The European Union’s General Data Protection Act, rolled out earlier this year, is a big step forward in consumer privacy protection. The United States enacted similar regulations through the CAN-SPAM Act in 2003. Both actions created new laws regulating marketing and consumer data. Companies of all sizes, including small businesses, need to keep these laws in mind when developing their online marketing strategy going forward.
The European Union’s General Data Protection Act (GDPR)
The GDPR laws became official on May 25, 2018; however, a generous grace period allows companies to obtain the required consent and bring their business into compliance. Fines will not be issued as long as a good-faith effort is being made to attain compliance. Once fully implemented non-compliant companies can face fines as large as 20 million euros or 4% of the company’s gross annual income, whichever amount is higher. Detailed information related to compliance requirements can be acquired by visiting the GDPR website.
- Permission for storage and use of a consumer’s data must be explicitly granted, and records of consent kept on file
- Consumers must be able to have their data removed from use at any time.
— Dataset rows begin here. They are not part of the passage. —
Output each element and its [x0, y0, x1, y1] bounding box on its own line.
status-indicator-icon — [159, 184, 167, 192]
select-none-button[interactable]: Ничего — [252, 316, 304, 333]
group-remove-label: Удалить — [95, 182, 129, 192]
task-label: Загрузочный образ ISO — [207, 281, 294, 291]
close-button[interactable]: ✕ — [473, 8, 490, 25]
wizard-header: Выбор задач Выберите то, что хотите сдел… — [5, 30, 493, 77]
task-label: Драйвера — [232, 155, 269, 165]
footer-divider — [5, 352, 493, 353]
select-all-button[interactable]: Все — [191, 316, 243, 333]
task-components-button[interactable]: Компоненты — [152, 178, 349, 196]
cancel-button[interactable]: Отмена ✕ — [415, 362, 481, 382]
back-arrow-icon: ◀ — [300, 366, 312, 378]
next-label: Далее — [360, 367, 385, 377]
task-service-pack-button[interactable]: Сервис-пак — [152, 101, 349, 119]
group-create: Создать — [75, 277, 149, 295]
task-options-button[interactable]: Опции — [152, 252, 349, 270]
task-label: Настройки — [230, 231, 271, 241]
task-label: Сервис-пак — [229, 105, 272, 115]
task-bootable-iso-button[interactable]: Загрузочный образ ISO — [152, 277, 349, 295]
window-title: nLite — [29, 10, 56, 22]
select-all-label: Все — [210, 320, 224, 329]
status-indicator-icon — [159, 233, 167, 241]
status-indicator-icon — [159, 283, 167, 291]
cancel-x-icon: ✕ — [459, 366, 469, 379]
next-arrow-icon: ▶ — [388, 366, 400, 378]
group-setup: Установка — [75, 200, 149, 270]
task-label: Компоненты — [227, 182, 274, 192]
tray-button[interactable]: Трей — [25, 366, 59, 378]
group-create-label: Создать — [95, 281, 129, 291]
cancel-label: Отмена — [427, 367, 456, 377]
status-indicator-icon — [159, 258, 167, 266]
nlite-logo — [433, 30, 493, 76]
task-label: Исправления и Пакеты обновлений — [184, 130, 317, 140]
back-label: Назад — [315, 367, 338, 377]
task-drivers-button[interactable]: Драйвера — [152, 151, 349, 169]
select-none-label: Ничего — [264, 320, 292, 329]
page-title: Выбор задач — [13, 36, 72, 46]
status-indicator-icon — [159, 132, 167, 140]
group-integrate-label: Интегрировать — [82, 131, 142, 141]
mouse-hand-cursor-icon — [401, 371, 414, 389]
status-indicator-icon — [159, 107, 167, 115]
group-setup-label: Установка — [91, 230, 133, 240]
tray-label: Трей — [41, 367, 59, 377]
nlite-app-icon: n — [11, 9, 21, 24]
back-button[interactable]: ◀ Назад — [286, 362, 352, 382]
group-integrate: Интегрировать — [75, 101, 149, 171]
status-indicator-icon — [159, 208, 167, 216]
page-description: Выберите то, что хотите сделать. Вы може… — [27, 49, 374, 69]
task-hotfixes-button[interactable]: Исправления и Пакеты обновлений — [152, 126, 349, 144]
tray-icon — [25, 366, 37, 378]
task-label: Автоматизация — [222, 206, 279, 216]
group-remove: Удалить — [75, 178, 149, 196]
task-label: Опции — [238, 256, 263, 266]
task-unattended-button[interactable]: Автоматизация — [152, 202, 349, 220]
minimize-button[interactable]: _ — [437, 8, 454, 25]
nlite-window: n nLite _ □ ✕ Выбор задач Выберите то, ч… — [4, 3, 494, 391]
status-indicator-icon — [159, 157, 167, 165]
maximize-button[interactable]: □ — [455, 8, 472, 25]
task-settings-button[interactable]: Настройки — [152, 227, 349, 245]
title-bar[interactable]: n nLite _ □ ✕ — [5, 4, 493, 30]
Instructions to request removal must be made available to consumers
- Consumers must be informed exactly what personal data is stored in the company’s records and how it will be used
- Consumers must be informed of any data breach within 72 hours of discovery
- Consumer consent must be explicitly granted before using the customer’s e-mail address for any purpose
- E-mail addresses that were collected previously must have the proper permissions on record or permission must be obtained before they may be used for future messages
The United States’ CAN-SPAM Act
The United States CAN-SPAM Act of 2003 regulates the use of consumer data in much the same way as the GDPR but focuses primarily on e-mail marketing and deterring egregious abuses like spam and phishing scams.
Non-compliance with these guidelines can get costly fast, with each e-mail in violation of the CAN-SPAM Act subject to penalties up to $41,484. The key regulations are listed here so you can run a quick check-up assessment of your company’s compliance.
- Make sure your e-mails to consumers are clearly and accurately labeled with proper “from,” “to,” and “reply to” information
- Subject lines must accurately reflect the e-mail’s core content
- Every e-mail must feature the current postal address of the sender’s business
- An easy opt-out option must be included in every message, and opt-out requests must be honored within ten days of receipt
- Businesses may not charge a fee for data removal, and may not require personal information from the consumer to honor the request
- Customer data, including e-mail address, may not be sold to a third-party without consent
US companies with customers in the EU must ensure their company is in compliance with both sets of laws. Even if your company does not market outside the US, it may still be wise to assess your company’s compliance status with the regulations of both the GDPR and the CAN-SPAM acts to ensure your company has solid legal standing today and is prepared for a global market in the future.